Mom Sheila Sutton is enmeshed in the world of mental health services and wellness by choice, and out of necessity.
It’s the kind of time consuming and emotionally draining work that is required when the patient in question is your own son.
“His diagnosis of bipolar with schizoaffective disorder took eight years to diagnose. As far as my son, who’s 46 now, has been through the system, through it, under it, over it. And it hasn’t been easy, and the struggle is still there,” the mom said.
In recognition of May as Mental Health Awareness Month, PIX11 took a closer look at how many families – specifically Black and Brown families – struggle to obtain access to adequate mental health services for their loved ones as funding sources continue to evaporate, year after year.
Recent data tells the story.
According to The Coalition for the Homeless, Black and Latino New Yorkers – combined – represent a staggering 89 percent of the city’s homeless shelter population (58% Black + 31% Latino).
Separately, studies show a large majority of New York City’s street homeless population struggle with mental illness.
“We have twice a month, supports groups. And the stories that they tell are the same thing, over and over and over. Different people, different loved ones, but the same story, again, and again,” Sutton said. “The lack of care, the lack of follow up, the lack of appointments. My son, 15 minutes in front of a psychiatrist asking those perfunctory questions: how you doing, how you eating? How you sleeping? Here’s your prescription. It’s crazy.”
Sutton is registered nurse and member of the New York branch of the National Alliance on Mental Illness, or NAMI, a nonprofit which bills itself as the nation’s largest grassroots mental health organization.
Within these support groups, there are all too familiar stories of state and local governments reducing the number of available psychiatric beds and other acute services.
The coronavirus pandemic only exacerbated the crisis, putting on full display a growing number of homeless individuals in our region suffering from mental health issues.
So even as we creep out of the paralyzing grip of the pandemic, a recent study by The Coalition of Behavioral Health concludes that “behavioral Health agencies are starting 2021 seriously weakened by the first wave of the COVID-19 pandemic, with reserve funds depleted and many in their workforce traumatized.”
Dhanu Sannesy, who sits on the board of directors for the New York State branch of NAMI, said local mental health agencies and health care facilities – including hospitals – are simply falling behind.

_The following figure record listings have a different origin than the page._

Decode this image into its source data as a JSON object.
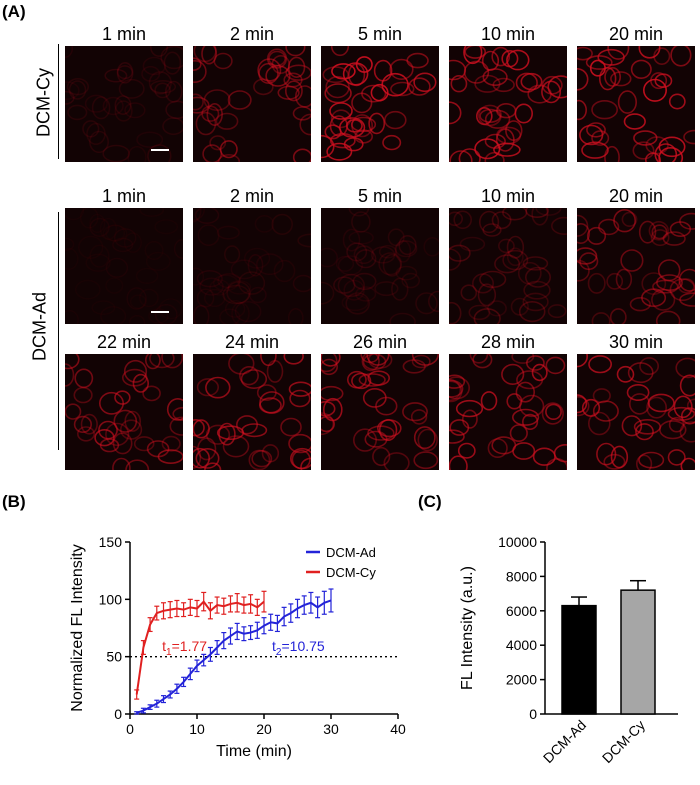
{
  "panels": {
    "a": "(A)",
    "b": "(B)",
    "c": "(C)"
  },
  "micrographs": {
    "dcm_cy": {
      "label": "DCM-Cy",
      "frames": [
        {
          "time": "1 min",
          "brightness": 0.15
        },
        {
          "time": "2 min",
          "brightness": 0.55
        },
        {
          "time": "5 min",
          "brightness": 0.9
        },
        {
          "time": "10 min",
          "brightness": 0.85
        },
        {
          "time": "20 min",
          "brightness": 0.9
        }
      ]
    },
    "dcm_ad": {
      "label": "DCM-Ad",
      "frames": [
        {
          "time": "1 min",
          "brightness": 0.05
        },
        {
          "time": "2 min",
          "brightness": 0.1
        },
        {
          "time": "5 min",
          "brightness": 0.15
        },
        {
          "time": "10 min",
          "brightness": 0.3
        },
        {
          "time": "20 min",
          "brightness": 0.55
        },
        {
          "time": "22 min",
          "brightness": 0.65
        },
        {
          "time": "24 min",
          "brightness": 0.7
        },
        {
          "time": "26 min",
          "brightness": 0.7
        },
        {
          "time": "28 min",
          "brightness": 0.75
        },
        {
          "time": "30 min",
          "brightness": 0.75
        }
      ]
    },
    "cell_color": "#d01020"
  },
  "chart_data": [
    {
      "type": "line",
      "xlabel": "Time (min)",
      "ylabel": "Normalized FL Intensity",
      "xlim": [
        0,
        40
      ],
      "ylim": [
        0,
        150
      ],
      "xticks": [
        0,
        10,
        20,
        30,
        40
      ],
      "yticks": [
        0,
        50,
        100,
        150
      ],
      "reference_line": {
        "y": 50,
        "style": "dotted"
      },
      "legend_position": "top-right",
      "series": [
        {
          "name": "DCM-Ad",
          "color": "#2323d8",
          "x": [
            1,
            2,
            3,
            4,
            5,
            6,
            7,
            8,
            9,
            10,
            11,
            12,
            13,
            14,
            15,
            16,
            17,
            18,
            19,
            20,
            21,
            22,
            23,
            24,
            25,
            26,
            27,
            28,
            29,
            30
          ],
          "y": [
            1,
            3,
            6,
            9,
            13,
            17,
            22,
            28,
            35,
            42,
            47,
            52,
            58,
            64,
            68,
            72,
            70,
            71,
            73,
            77,
            80,
            79,
            85,
            88,
            92,
            95,
            97,
            93,
            97,
            99
          ],
          "err": [
            1,
            2,
            2,
            3,
            3,
            3,
            4,
            4,
            5,
            5,
            5,
            6,
            6,
            7,
            7,
            7,
            6,
            6,
            7,
            7,
            7,
            7,
            8,
            8,
            8,
            8,
            9,
            9,
            10,
            10
          ]
        },
        {
          "name": "DCM-Cy",
          "color": "#e02020",
          "x": [
            1,
            2,
            3,
            4,
            5,
            6,
            7,
            8,
            9,
            10,
            11,
            12,
            13,
            14,
            15,
            16,
            17,
            18,
            19,
            20
          ],
          "y": [
            17,
            58,
            78,
            88,
            90,
            91,
            92,
            91,
            93,
            92,
            98,
            90,
            95,
            94,
            96,
            97,
            95,
            96,
            93,
            98
          ],
          "err": [
            4,
            6,
            6,
            6,
            7,
            7,
            7,
            6,
            7,
            7,
            8,
            7,
            7,
            7,
            7,
            8,
            7,
            8,
            7,
            9
          ]
        }
      ],
      "annotations": [
        {
          "text": "t",
          "sub": "1",
          "rest": "=1.77",
          "color": "#e02020",
          "x": 4.8,
          "y": 55
        },
        {
          "text": "t",
          "sub": "2",
          "rest": "=10.75",
          "color": "#2323d8",
          "x": 21.2,
          "y": 55
        }
      ]
    },
    {
      "type": "bar",
      "ylabel": "FL Intensity (a.u.)",
      "ylim": [
        0,
        10000
      ],
      "yticks": [
        0,
        2000,
        4000,
        6000,
        8000,
        10000
      ],
      "categories": [
        "DCM-Ad",
        "DCM-Cy"
      ],
      "values": [
        6300,
        7200
      ],
      "err": [
        500,
        550
      ],
      "colors": [
        "#000000",
        "#a6a6a6"
      ]
    }
  ]
}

“It has become a revolving door because of the lack of funding, also the lack of psychiatric beds, there is no stabilization center,” Sannesy said. “So, long waiting periods in emergency rooms. It’s very difficult to find a psychiatrist.”
What’s the solution? In a perfect world: funding increases. In the real world, it’s another story.
David Woodlock is the CEO of the New York City based nonprofit Institute for Community Living, or ICL, which houses some 2,300 people, many suffering from mental health issues, on a daily basis.
Woodlock blames funding cuts to one of the most basic – and most important services — for those suffering from mental health issues: supportive housing.
“It’s been more like a death by a thousand cuts. Rents, year after year, as everybody knows, in New York City, went up, year after year, and yet the funding that we got that helps provide safe, attractive homes for people – never went up,” Woodlock said.
The end result is that the mentally ill often get lumped into the same bucket of care – regardless of their actual circumstances – or need, as Sheila Sutton says she’s discovered all too often.
“What is it when my son is discharged to a shelter, where there’s rampant crime, and no kind of care for his illness. It’s just not fair,” she said. “I don’t know where the system broke down. It’s so many points, and entry ways and exits that this care has broken down. It’s just unfathomable.”
Her son, now 46, was initially diagnosed during his freshman year in college: that gives you an idea of the long journey – decades – that the Sutton family has endured, trying to find adequate mental health services. Families affected by mental illness have learned to rely on one another to often get the help they need.